Authors: Magda Szabó
La denominada ola retro no había llegado aún al país, pero nuestra señora de la limpieza, con muy buen ojo, ya coleccionaba objetos que luego resultaron ser valiosos, como por ejemplo la pintura que aquella mañana encontré en nuestra biblioteca y que supimos, más tarde, que era un cuadro muy cotizado, aunque tuviese el marco dañado. Entre sus hallazgos figuraba también un halcón disecado sobre un soporte de ramas secas, una bota de charol, un hervidor de agua con un blasón ducal y una caja de maquillaje que supuestamente había pertenecido a una actriz; de hecho, lo que nos despertó aquel día fue el intenso olor de esos cosméticos. El conjunto incluía también un enano de jardín y un perro marrón de escayola, este último con un pequeño defecto. Para nosotros el día había arrancado de un modo frenético: el perro, después de acompañar a la mujer en su ronda de coleccionista husmeando por doquier, aullaba exasperadamente en la habitación de mi madre; había sido encerrado para no molestar a la artista en la complicada tarea de limpieza y presentación de los obsequios. Tras la discreta retirada de Emerenc, el alarido quejumbroso de Viola, empeñado en que le abriésemos la puerta, se hizo insoportable. Fue eso en realidad lo que nos obligó a levantarnos y, por desgracia para todos, el primero en salir del dormitorio fue mi marido y no yo, lo cual actuó como detonante del escándalo. En cuanto entró en su despacho y vio en su librería, que ocupaba toda la pared hasta el techo, aquel enano de sonrisa aterradora junto a la bota de charol, todo ello delante de su colección de clásicos ingleses, sufrió un repentino ataque de cólera. Emerenc también había empujado el
Ulises
hacia atrás para dejar lugar al hervidor de agua blasonado, que, por si fuera poco, lucía un ramo de flores artificiales en su interior, mientras que el halcón reinaba imponente sobre la repisa de la chimenea. Lo que tuve que escuchar a continuación me hizo huir espantada: en mi vida había oído hablar a mi marido tan alto y sin siquiera intentar modular el volumen de su voz. Tampoco sabía que detrás de su aparente serenidad hibernaba un temperamento tan impetuoso e incapaz de controlarse.

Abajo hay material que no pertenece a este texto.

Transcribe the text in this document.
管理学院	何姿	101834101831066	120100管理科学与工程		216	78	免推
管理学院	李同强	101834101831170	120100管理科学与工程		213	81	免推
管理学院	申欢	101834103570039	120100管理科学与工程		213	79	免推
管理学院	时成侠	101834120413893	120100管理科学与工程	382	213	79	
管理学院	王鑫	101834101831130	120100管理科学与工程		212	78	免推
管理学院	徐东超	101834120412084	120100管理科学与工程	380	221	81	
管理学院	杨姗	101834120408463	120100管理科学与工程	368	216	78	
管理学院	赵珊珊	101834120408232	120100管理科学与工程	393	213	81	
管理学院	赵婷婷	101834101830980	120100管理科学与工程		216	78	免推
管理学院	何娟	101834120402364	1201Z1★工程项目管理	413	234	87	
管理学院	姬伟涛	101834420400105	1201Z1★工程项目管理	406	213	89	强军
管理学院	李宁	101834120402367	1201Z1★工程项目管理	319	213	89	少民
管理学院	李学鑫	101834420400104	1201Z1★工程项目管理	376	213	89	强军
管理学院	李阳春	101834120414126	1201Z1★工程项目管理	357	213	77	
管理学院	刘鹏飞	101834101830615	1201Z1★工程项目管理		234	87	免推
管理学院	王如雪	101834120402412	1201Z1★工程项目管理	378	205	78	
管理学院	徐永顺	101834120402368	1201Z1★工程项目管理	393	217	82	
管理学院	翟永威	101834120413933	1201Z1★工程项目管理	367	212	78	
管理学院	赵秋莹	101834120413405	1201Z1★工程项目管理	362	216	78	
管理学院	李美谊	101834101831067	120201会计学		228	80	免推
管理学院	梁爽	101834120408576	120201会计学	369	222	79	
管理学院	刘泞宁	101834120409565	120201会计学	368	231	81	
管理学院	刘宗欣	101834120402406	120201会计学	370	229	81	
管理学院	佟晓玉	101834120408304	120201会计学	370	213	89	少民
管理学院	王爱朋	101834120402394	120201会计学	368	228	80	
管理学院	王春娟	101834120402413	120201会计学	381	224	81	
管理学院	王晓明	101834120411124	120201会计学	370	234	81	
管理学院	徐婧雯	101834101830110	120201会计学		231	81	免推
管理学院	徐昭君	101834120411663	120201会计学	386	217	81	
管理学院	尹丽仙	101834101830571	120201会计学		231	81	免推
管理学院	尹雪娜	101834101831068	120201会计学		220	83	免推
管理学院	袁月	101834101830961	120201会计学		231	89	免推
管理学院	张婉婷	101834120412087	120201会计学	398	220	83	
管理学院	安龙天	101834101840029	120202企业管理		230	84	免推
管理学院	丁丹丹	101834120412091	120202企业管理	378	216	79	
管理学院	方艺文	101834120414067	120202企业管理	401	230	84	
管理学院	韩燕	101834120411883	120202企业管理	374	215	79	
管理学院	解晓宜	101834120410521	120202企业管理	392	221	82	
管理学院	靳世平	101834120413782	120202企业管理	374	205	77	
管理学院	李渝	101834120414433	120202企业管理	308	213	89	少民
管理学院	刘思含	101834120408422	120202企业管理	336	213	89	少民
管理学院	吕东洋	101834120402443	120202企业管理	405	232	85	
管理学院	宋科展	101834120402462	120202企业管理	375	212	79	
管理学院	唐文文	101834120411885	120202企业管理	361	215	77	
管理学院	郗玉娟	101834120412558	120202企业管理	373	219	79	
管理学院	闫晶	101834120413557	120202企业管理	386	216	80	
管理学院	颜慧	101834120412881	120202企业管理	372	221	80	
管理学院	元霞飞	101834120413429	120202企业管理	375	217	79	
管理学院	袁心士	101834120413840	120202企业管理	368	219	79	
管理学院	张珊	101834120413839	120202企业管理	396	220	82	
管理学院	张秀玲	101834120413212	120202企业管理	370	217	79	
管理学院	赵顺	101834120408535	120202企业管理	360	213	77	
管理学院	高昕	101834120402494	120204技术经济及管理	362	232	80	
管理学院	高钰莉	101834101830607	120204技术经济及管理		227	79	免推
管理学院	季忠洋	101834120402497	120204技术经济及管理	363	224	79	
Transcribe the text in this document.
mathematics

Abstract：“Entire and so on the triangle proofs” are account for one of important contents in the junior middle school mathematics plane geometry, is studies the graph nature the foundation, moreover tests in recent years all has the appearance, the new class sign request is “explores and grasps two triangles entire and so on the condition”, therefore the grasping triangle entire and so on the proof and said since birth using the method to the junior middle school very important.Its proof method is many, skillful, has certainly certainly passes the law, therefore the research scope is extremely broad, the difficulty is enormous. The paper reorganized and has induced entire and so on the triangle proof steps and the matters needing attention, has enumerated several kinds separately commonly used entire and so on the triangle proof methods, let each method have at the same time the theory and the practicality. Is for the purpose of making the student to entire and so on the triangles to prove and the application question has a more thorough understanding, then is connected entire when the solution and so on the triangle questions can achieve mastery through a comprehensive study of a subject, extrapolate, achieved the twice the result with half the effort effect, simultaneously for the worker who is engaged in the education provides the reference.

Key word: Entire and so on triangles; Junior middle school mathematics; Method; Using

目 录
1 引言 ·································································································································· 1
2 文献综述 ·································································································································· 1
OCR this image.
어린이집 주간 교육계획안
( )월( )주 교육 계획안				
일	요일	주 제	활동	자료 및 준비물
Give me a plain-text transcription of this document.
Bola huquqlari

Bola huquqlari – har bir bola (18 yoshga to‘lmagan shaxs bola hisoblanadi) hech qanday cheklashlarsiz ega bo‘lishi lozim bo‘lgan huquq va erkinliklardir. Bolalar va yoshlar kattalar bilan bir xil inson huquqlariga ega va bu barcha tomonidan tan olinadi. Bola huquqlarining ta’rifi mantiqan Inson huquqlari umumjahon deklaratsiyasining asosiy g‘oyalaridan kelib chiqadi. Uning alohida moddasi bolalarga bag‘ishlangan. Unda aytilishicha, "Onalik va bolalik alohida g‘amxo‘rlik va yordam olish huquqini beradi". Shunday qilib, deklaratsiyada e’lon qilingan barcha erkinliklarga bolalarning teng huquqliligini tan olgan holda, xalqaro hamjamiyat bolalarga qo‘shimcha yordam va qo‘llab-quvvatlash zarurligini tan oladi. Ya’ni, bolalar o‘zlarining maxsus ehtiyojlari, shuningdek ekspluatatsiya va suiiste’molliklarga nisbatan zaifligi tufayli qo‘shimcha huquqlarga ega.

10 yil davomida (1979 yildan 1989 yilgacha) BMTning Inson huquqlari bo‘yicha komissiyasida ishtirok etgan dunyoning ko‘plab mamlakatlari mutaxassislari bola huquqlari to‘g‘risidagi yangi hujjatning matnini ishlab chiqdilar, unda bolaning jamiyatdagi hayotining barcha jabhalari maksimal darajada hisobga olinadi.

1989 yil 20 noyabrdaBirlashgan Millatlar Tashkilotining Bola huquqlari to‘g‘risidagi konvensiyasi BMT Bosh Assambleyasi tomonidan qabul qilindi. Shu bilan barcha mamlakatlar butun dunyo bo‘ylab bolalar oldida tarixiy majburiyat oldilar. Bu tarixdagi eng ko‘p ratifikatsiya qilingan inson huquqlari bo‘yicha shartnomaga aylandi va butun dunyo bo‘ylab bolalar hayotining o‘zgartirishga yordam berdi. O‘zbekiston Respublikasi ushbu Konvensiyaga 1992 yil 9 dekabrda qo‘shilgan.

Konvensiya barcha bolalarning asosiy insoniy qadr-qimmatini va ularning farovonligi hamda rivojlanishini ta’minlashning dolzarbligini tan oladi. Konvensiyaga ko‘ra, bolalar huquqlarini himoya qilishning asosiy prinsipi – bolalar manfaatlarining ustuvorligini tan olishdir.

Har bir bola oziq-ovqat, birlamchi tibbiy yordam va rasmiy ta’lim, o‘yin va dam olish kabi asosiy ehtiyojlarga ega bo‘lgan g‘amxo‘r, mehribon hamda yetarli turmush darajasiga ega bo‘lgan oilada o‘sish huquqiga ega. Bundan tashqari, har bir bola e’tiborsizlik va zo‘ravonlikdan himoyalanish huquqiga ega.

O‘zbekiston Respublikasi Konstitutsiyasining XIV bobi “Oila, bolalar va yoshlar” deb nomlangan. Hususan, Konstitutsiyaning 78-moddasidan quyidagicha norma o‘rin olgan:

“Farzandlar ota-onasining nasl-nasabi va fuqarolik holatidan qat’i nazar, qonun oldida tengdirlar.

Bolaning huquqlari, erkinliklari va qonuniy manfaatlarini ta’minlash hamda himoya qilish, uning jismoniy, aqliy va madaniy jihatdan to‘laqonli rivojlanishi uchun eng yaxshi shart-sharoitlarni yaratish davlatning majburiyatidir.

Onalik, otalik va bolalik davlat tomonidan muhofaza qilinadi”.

No le bastó con dar una charla llena de reflexiones filosóficas sobre el sentido de la vida y la levedad del ser si uno puede encontrarse en su propio hogar y en cualquier momento con un enano de jardín, acompañado de una bota de caballería con su espuela en forma de alas de águila. No. Aún le quedaron fuerzas para dar brincos entre las piezas de la colección. Fue una mañana de horror y yo no sabía qué hacer para calmarlo. Yo intenté en vano explicar que para Emerenc solo era una manera de expresar lo mucho que nos quería y que, lógicamente, la elección de los regalos reflejaba su gusto. Y que, por favor, dejara de una vez de dar saltos por la habitación y de chillar, que no lo soportaba más y que me dejara a mí resolver el asunto. Aún enfurecido, salió disparado de casa; realmente me dio lástima, jamás había visto a ese hombre en un estado tan perturbado, tan desorientado. Mucho más tarde, y ya con una risita azorada, me contó que después de marcharse se había cruzado con Emerenc, que estaba barriendo la calle, y lo saludó amablemente. Al ver que él seguía su alocada carrera sin ni siquiera escucharla, la vieja esbozó una sonrisa comprensiva como diciendo ay, ¡cómo es ese chiquillo!, con la edad que tiene, no sabe ni saludar, pero bueno, su forma de ser es así y ya tendrá tiempo de aprender buenos modales… Emerenc veía nuestra relación de pareja como un misterio imposible de desentrañar y no entendía cómo yo podía haberme complicado la vida de esa manera, pero era un hecho consumado y no le quedaba más remedio que admitirlo, como yo aceptaba que nunca me abriera su puerta. No importa, el amo es así. ¿Qué le vamos a hacer? Además, es normal, porque no hay hombre que esté en sus cabales.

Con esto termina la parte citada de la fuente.